BOSTON — `ONCE I got into college I realized how lucky I was to have had a high school with Advanced Placement art.'' So says Melissa Strickland, who returned this fall for her second year at the University of Georgia in Athens, Ga. Melissa received a 5, the highest mark, for her Advanced Placement (AP) Studio Art portfolio in 1988. The University of Georgia awarded her 10 units of elective credit. But she was still required to complete four basic freshman art courses.
``I think they should have exempted me from the entry courses,'' Melissa observes in a telephone interview. She says that the two courses she has completed have not caused her to challenge herself in ways she had hoped. Being praised in college for works that she feels are not her best, Melissa confesses, ``I began to slack off, and my work just has not been what it could be.''
To Melissa, it is the challenge and drive she experienced in high-school AP that is now lacking. ``You have to do [the AP portfolio] yourself, and you have to challenge yourself more to do well.''
Melissa emphasizes that the challenge of AP falls solely on the student. ``As far as I was concerned, I was pretty much on my own,'' she says.
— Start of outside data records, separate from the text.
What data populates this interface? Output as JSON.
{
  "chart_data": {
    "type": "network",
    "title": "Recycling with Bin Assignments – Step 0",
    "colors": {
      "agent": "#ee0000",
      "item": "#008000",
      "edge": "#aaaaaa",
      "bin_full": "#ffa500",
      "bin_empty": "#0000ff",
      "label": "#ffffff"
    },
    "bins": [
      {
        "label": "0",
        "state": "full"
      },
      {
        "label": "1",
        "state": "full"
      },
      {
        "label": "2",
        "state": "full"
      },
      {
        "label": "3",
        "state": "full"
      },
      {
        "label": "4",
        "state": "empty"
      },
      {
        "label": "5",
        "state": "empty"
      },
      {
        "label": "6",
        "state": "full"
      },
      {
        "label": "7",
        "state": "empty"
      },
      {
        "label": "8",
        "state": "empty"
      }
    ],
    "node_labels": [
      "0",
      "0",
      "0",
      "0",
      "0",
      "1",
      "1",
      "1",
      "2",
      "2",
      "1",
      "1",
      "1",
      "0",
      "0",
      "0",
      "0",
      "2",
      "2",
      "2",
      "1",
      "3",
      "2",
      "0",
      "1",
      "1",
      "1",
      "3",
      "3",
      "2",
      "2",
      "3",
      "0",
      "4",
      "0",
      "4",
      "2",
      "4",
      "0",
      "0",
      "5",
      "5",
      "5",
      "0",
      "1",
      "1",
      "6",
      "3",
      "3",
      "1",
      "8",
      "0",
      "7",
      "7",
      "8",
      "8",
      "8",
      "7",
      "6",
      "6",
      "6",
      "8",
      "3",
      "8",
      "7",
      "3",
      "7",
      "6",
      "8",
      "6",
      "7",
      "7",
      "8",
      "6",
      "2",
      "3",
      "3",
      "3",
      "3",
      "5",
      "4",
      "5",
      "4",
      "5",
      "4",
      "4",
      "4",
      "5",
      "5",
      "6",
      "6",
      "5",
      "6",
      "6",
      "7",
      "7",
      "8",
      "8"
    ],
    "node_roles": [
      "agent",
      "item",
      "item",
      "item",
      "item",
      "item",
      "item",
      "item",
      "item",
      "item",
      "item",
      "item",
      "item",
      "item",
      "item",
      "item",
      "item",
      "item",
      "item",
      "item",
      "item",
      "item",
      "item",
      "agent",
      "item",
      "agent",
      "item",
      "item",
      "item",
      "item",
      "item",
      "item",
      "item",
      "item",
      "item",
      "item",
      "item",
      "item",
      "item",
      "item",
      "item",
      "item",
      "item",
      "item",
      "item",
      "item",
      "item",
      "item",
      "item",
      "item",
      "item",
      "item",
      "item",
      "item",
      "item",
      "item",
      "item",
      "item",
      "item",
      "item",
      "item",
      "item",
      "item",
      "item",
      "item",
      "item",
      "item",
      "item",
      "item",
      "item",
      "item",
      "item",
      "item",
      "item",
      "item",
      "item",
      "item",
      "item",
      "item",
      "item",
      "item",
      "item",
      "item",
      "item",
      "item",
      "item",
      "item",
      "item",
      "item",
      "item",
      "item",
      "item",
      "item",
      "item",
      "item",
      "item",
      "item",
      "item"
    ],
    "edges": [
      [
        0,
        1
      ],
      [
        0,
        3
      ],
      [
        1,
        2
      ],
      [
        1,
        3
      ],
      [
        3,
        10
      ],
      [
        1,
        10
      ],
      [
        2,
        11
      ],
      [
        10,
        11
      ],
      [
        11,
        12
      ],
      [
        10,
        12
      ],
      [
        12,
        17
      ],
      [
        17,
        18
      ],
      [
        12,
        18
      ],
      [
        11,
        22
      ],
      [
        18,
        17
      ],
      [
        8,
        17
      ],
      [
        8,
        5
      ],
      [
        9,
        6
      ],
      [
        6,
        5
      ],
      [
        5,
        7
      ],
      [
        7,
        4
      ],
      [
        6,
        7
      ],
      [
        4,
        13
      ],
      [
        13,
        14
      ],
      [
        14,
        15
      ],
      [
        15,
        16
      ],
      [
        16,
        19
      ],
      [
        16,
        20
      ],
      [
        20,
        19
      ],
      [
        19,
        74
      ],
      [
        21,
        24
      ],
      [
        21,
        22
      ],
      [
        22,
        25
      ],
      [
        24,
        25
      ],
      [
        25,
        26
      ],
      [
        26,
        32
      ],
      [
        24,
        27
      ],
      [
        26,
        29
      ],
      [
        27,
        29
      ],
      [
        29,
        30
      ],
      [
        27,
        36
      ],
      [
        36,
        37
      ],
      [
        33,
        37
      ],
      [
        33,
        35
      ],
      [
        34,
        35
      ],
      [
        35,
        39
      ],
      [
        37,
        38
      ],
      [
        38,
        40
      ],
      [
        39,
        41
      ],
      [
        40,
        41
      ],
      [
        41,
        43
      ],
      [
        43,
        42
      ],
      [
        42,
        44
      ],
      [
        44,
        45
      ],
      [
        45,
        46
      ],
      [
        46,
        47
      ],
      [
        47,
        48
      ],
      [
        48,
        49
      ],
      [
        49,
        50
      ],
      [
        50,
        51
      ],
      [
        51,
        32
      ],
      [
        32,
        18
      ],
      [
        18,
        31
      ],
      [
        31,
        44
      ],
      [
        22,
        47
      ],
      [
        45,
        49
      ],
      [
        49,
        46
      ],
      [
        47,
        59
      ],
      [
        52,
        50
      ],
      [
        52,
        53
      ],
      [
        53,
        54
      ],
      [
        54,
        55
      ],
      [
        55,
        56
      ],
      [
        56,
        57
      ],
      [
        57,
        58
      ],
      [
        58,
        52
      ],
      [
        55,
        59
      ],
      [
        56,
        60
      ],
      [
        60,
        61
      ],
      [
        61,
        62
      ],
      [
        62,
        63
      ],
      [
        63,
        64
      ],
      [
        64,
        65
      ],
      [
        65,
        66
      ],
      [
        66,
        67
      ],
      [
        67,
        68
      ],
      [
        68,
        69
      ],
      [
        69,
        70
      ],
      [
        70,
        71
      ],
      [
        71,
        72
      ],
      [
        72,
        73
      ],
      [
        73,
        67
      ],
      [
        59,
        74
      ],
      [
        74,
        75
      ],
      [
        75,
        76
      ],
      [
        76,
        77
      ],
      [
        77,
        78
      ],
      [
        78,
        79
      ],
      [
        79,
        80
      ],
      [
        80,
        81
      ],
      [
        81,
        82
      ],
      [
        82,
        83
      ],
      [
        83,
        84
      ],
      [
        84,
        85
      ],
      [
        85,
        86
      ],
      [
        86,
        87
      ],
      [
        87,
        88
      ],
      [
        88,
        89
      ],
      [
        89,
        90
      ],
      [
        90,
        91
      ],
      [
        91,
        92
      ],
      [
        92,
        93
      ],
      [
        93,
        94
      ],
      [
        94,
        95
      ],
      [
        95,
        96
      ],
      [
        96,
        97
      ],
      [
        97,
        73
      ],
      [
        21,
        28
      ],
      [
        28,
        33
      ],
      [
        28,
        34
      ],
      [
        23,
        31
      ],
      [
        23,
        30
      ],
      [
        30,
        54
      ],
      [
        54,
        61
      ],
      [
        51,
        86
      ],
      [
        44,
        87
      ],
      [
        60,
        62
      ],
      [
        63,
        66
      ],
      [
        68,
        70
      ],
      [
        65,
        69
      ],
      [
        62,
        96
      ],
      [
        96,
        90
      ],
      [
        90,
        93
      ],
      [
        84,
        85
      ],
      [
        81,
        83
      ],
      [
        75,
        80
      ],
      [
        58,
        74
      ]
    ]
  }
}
From her first year in high school in Spartanburg, S.C., Melissa knew that she would be putting together an AP portfolio. It was the first step to reaching her goal: professional achievement in graphic design.
The most difficult part of the project, she discovered, was the preparation during her senior year of high school. ``All of the first semester was spent just planning [her portfolio],'' she says. As opposed to submitting a basic portfolio of various works, she decided to put hers together in the design of a complete yearbook.
``I spent at least three hours a day, everyday, for the whole second semester putting it together,'' she says proudly.
``I think that every student should have the opportunity to do AP,'' concludes Melissa.